One of the hormones that is produced to remove the expected influx of sugar from the blood is the hormone insulin. Because the sweetener doesn’t have any actual sugar in it, theinsulin ends up removing whatever sugar is already in the blood, causing blood sugar to dip too low, and further triggering the appetite, to compensate.

leptin is one of the hormones released that helps regulate the appetite cycle and let your body know you have eaten enough calories. Due to the fact that the sweetener doesn’t deliver any actual calories, the leptin circulates but is never sent back a message to stop. You continue to feel hungry because the appetite loop is never closed.

If you drink a diet soda, it’s most likely that you’ll eat some chips, a cookie, or something else nearby. That doesn’t sound like a really effective way to lose weight.

Long-Term Artificial Sweetener Side Effects

It is easy to see how long-term consumption could damage health if appetite and metabolism can be disrupted each time. There are dangers to watch out for with artificial sweeteners.


If you feel hungry, you are more likely to eat more and gain more weight than if you lose it. As far back as the mid-1980s, research was suggesting that artificial sweeteners worsened the problem they were marketed to solve.

A study that followed more than 75,000 women for a year found that those who consumed artificial sweeteners were more likely to gain weight. The subjects who drank artificially sweetened beverages were more likely to gain weight than those who did not. Data from the San Antonio Longitudinal Study of Aging showed that diet soda drinkers gained more belly fat than nondrinkers after they ruled.

Type 2 diabetes and metabolic syndrome

If artificial sweeteners can increase belly fat and weight gain, it makes sense that they also may increase risk for metabolic syndrome and type 2 diabetes. A study published in Diabetes Care confirmed this:  drinking diet soda on a daily basis was associated with a 36 percent greater relative risk of incident metabolic syndrome and a 67 percent greater relative risk of type 2 diabetes, compared with non-consumption.

Changes in gut bacteria

A study published in the journal Nature suggested that saccharin can alter gut flora, and that it may cause metabolic disorders. The researchers in Israel found that mice given water spiked with both sugars were more likely to have high blood sugar. When they were able to show that killing the rodents gut flora with antibiotics reversed the blood sugar issue, they linked it to the change to gut flora. They also developed high blood sugar when they used fecal transplants to introduce alteredbacteria in healthy animals.

This is significant not only because it demonstrates another danger of artificial sweeteners, but also because the gut microbiome is linked with aspects of health unrelated to metabolism—including immunity and mood. Changes to the flora could have unanticipated effects beyond metabolic dysfunction.


As if potential diabetes and changes to the gut microbiome aren’t risky enough, two of the artificial sweeteners on our list have at some point been labeled as carcinogens. In the early 1970s, saccharin was found to cause bladder cancer in rats, and in 2005 it came under review for a possible link to cancer.
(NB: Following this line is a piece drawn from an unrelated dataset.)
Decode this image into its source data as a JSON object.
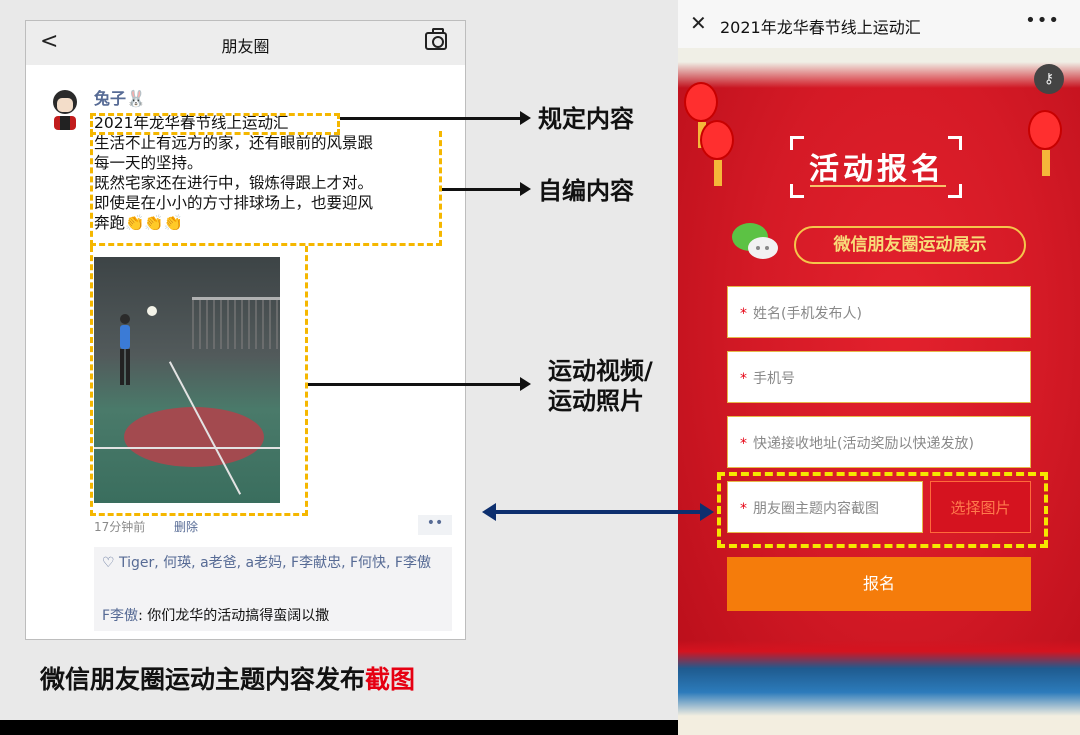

Both substances have been found to be safe, but I am still not convinced. People may say that I am overreacting. My point of view is based on avoiding the consequences of believing we can do things better than Mother Nature, which is one of the things I am most vigilant about as a doctor. One health risk I am not willing to take is the potential side effect of artificial sweeteners.

Minimize the Dangers of Artificial Sweeteners With These Alternatives

If you read food labels carefully, eat mostly whole foods, and opt for more natural alternatives, you will be able to avoid the potential side effects of artificial sweeteners. Good options are included.
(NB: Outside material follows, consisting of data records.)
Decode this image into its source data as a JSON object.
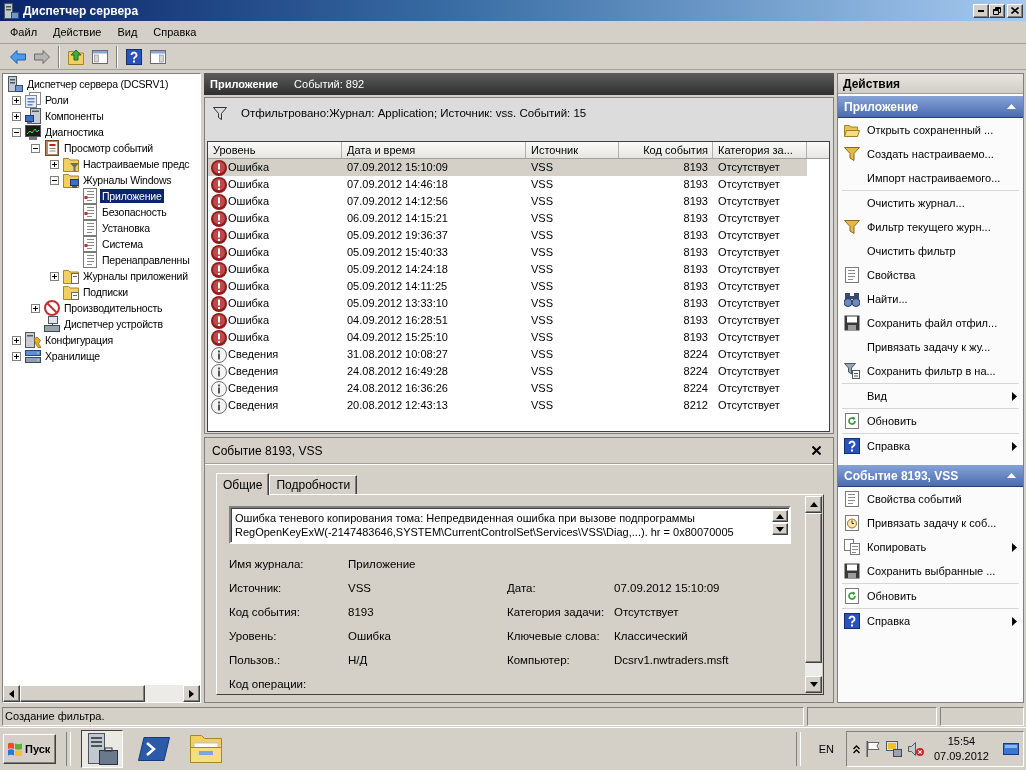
{
  "window": {
    "title": "Диспетчер сервера"
  },
  "menu": [
    "Файл",
    "Действие",
    "Вид",
    "Справка"
  ],
  "toolbar": [
    [
      {
        "kind": "back",
        "disabled": false
      },
      {
        "kind": "forward",
        "disabled": true
      }
    ],
    [
      {
        "kind": "up",
        "disabled": false
      },
      {
        "kind": "tree",
        "disabled": false
      }
    ],
    [
      {
        "kind": "help",
        "disabled": false
      },
      {
        "kind": "actions",
        "disabled": false
      }
    ]
  ],
  "tree": [
    {
      "label": "Диспетчер сервера (DCSRV1)",
      "kind": "server",
      "selected": false,
      "children": [
        {
          "label": "Роли",
          "kind": "roles",
          "expanded": false,
          "selected": false
        },
        {
          "label": "Компоненты",
          "kind": "features",
          "expanded": false,
          "selected": false
        },
        {
          "label": "Диагностика",
          "kind": "diagnostics",
          "expanded": true,
          "selected": false,
          "children": [
            {
              "label": "Просмотр событий",
              "kind": "eventviewer",
              "expanded": true,
              "selected": false,
              "children": [
                {
                  "label": "Настраиваемые предс",
                  "kind": "customviews",
                  "expanded": false,
                  "selected": false
                },
                {
                  "label": "Журналы Windows",
                  "kind": "windowslogs",
                  "expanded": true,
                  "selected": false,
                  "children": [
                    {
                      "label": "Приложение",
                      "kind": "log",
                      "selected": true
                    },
                    {
                      "label": "Безопасность",
                      "kind": "log",
                      "selected": false
                    },
                    {
                      "label": "Установка",
                      "kind": "emptylog",
                      "selected": false
                    },
                    {
                      "label": "Система",
                      "kind": "log",
                      "selected": false
                    },
                    {
                      "label": "Перенаправленны",
                      "kind": "emptylog",
                      "selected": false
                    }
                  ]
                },
                {
                  "label": "Журналы приложений",
                  "kind": "appfolder",
                  "expanded": false,
                  "selected": false
                },
                {
                  "label": "Подписки",
                  "kind": "subscriptions",
                  "selected": false
                }
              ]
            },
            {
              "label": "Производительность",
              "kind": "performance",
              "expanded": false,
              "selected": false
            },
            {
              "label": "Диспетчер устройств",
              "kind": "devices",
              "selected": false
            }
          ]
        },
        {
          "label": "Конфигурация",
          "kind": "configuration",
          "expanded": false,
          "selected": false
        },
        {
          "label": "Хранилище",
          "kind": "storage",
          "expanded": false,
          "selected": false
        }
      ]
    }
  ],
  "events": {
    "title": "Приложение",
    "count": "Событий: 892",
    "filter": "Отфильтровано:Журнал: Application; Источник: vss. Событий: 15",
    "columns": [
      "Уровень",
      "Дата и время",
      "Источник",
      "Код события",
      "Категория за..."
    ],
    "rows": [
      {
        "kind": "error",
        "severity": "Ошибка",
        "date": "07.09.2012 15:10:09",
        "source": "VSS",
        "event_id": "8193",
        "category": "Отсутствует",
        "selected": true
      },
      {
        "kind": "error",
        "severity": "Ошибка",
        "date": "07.09.2012 14:46:18",
        "source": "VSS",
        "event_id": "8193",
        "category": "Отсутствует",
        "selected": false
      },
      {
        "kind": "error",
        "severity": "Ошибка",
        "date": "07.09.2012 14:12:56",
        "source": "VSS",
        "event_id": "8193",
        "category": "Отсутствует",
        "selected": false
      },
      {
        "kind": "error",
        "severity": "Ошибка",
        "date": "06.09.2012 14:15:21",
        "source": "VSS",
        "event_id": "8193",
        "category": "Отсутствует",
        "selected": false
      },
      {
        "kind": "error",
        "severity": "Ошибка",
        "date": "05.09.2012 19:36:37",
        "source": "VSS",
        "event_id": "8193",
        "category": "Отсутствует",
        "selected": false
      },
      {
        "kind": "error",
        "severity": "Ошибка",
        "date": "05.09.2012 15:40:33",
        "source": "VSS",
        "event_id": "8193",
        "category": "Отсутствует",
        "selected": false
      },
      {
        "kind": "error",
        "severity": "Ошибка",
        "date": "05.09.2012 14:24:18",
        "source": "VSS",
        "event_id": "8193",
        "category": "Отсутствует",
        "selected": false
      },
      {
        "kind": "error",
        "severity": "Ошибка",
        "date": "05.09.2012 14:11:25",
        "source": "VSS",
        "event_id": "8193",
        "category": "Отсутствует",
        "selected": false
      },
      {
        "kind": "error",
        "severity": "Ошибка",
        "date": "05.09.2012 13:33:10",
        "source": "VSS",
        "event_id": "8193",
        "category": "Отсутствует",
        "selected": false
      },
      {
        "kind": "error",
        "severity": "Ошибка",
        "date": "04.09.2012 16:28:51",
        "source": "VSS",
        "event_id": "8193",
        "category": "Отсутствует",
        "selected": false
      },
      {
        "kind": "error",
        "severity": "Ошибка",
        "date": "04.09.2012 15:25:10",
        "source": "VSS",
        "event_id": "8193",
        "category": "Отсутствует",
        "selected": false
      },
      {
        "kind": "info",
        "severity": "Сведения",
        "date": "31.08.2012 10:08:27",
        "source": "VSS",
        "event_id": "8224",
        "category": "Отсутствует",
        "selected": false
      },
      {
        "kind": "info",
        "severity": "Сведения",
        "date": "24.08.2012 16:49:28",
        "source": "VSS",
        "event_id": "8224",
        "category": "Отсутствует",
        "selected": false
      },
      {
        "kind": "info",
        "severity": "Сведения",
        "date": "24.08.2012 16:36:26",
        "source": "VSS",
        "event_id": "8224",
        "category": "Отсутствует",
        "selected": false
      },
      {
        "kind": "info",
        "severity": "Сведения",
        "date": "20.08.2012 12:43:13",
        "source": "VSS",
        "event_id": "8212",
        "category": "Отсутствует",
        "selected": false
      }
    ]
  },
  "detail": {
    "title": "Событие 8193, VSS",
    "tabs": [
      {
        "label": "Общие",
        "selected": true
      },
      {
        "label": "Подробности",
        "selected": false
      }
    ],
    "description": "Ошибка теневого копирования тома: Непредвиденная ошибка при вызове подпрограммы RegOpenKeyExW(-2147483646,SYSTEM\\CurrentControlSet\\Services\\VSS\\Diag,...). hr = 0x80070005",
    "fields": [
      [
        {
          "label": "Имя журнала:",
          "value": "Приложение"
        }
      ],
      [
        {
          "label": "Источник:",
          "value": "VSS"
        },
        {
          "label": "Дата:",
          "value": "07.09.2012 15:10:09"
        }
      ],
      [
        {
          "label": "Код события:",
          "value": "8193"
        },
        {
          "label": "Категория задачи:",
          "value": "Отсутствует"
        }
      ],
      [
        {
          "label": "Уровень:",
          "value": "Ошибка"
        },
        {
          "label": "Ключевые слова:",
          "value": "Классический"
        }
      ],
      [
        {
          "label": "Пользов.:",
          "value": "Н/Д"
        },
        {
          "label": "Компьютер:",
          "value": "Dcsrv1.nwtraders.msft"
        }
      ],
      [
        {
          "label": "Код операции:"
        }
      ]
    ]
  },
  "actions": {
    "title": "Действия",
    "sections": [
      {
        "title": "Приложение",
        "expanded": true,
        "groups": [
          [
            {
              "label": "Открыть сохраненный ...",
              "kind": "open",
              "submenu": false
            },
            {
              "label": "Создать настраиваемо...",
              "kind": "filter",
              "submenu": false
            },
            {
              "label": "Импорт настраиваемого...",
              "kind": "plain",
              "submenu": false
            }
          ],
          [
            {
              "label": "Очистить журнал...",
              "kind": "plain",
              "submenu": false
            },
            {
              "label": "Фильтр текущего журн...",
              "kind": "filter",
              "submenu": false
            },
            {
              "label": "Очистить фильтр",
              "kind": "plain",
              "submenu": false
            },
            {
              "label": "Свойства",
              "kind": "properties",
              "submenu": false
            },
            {
              "label": "Найти...",
              "kind": "find",
              "submenu": false
            },
            {
              "label": "Сохранить файл отфил...",
              "kind": "save",
              "submenu": false
            },
            {
              "label": "Привязать задачу к жу...",
              "kind": "plain",
              "submenu": false
            },
            {
              "label": "Сохранить фильтр в на...",
              "kind": "filtersave",
              "submenu": false
            }
          ],
          [
            {
              "label": "Вид",
              "kind": "plain",
              "submenu": true
            }
          ],
          [
            {
              "label": "Обновить",
              "kind": "refresh",
              "submenu": false
            }
          ],
          [
            {
              "label": "Справка",
              "kind": "help",
              "submenu": true
            }
          ]
        ]
      },
      {
        "title": "Событие 8193, VSS",
        "expanded": true,
        "groups": [
          [
            {
              "label": "Свойства событий",
              "kind": "properties",
              "submenu": false
            },
            {
              "label": "Привязать задачу к соб...",
              "kind": "task",
              "submenu": false
            },
            {
              "label": "Копировать",
              "kind": "copy",
              "submenu": true
            },
            {
              "label": "Сохранить выбранные ...",
              "kind": "save",
              "submenu": false
            }
          ],
          [
            {
              "label": "Обновить",
              "kind": "refresh",
              "submenu": false
            }
          ],
          [
            {
              "label": "Справка",
              "kind": "help",
              "submenu": true
            }
          ]
        ]
      }
    ]
  },
  "status_bar": {
    "text": "Создание фильтра."
  },
  "taskbar": {
    "start": "Пуск",
    "apps": [
      {
        "kind": "servermanager",
        "selected": true
      },
      {
        "kind": "powershell",
        "selected": false
      },
      {
        "kind": "explorer",
        "selected": false
      }
    ],
    "language": "EN",
    "time": "15:54",
    "date": "07.09.2012"
  }
}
  • There are small amounts of local honey or maple syrup.
  • There is fresh juice from grapes, oranges, and peaches.
  • There are shredded apples, coconut, raisins, and dates.
  • There is a dash of cinnamon, cloves, or nutmeg.

I’m okay with other sugar replacements, but I’m okay with the one that uses stevia. In South America, China and Japan, it’s an herbal supplement that’s used. You can find it in health food stores.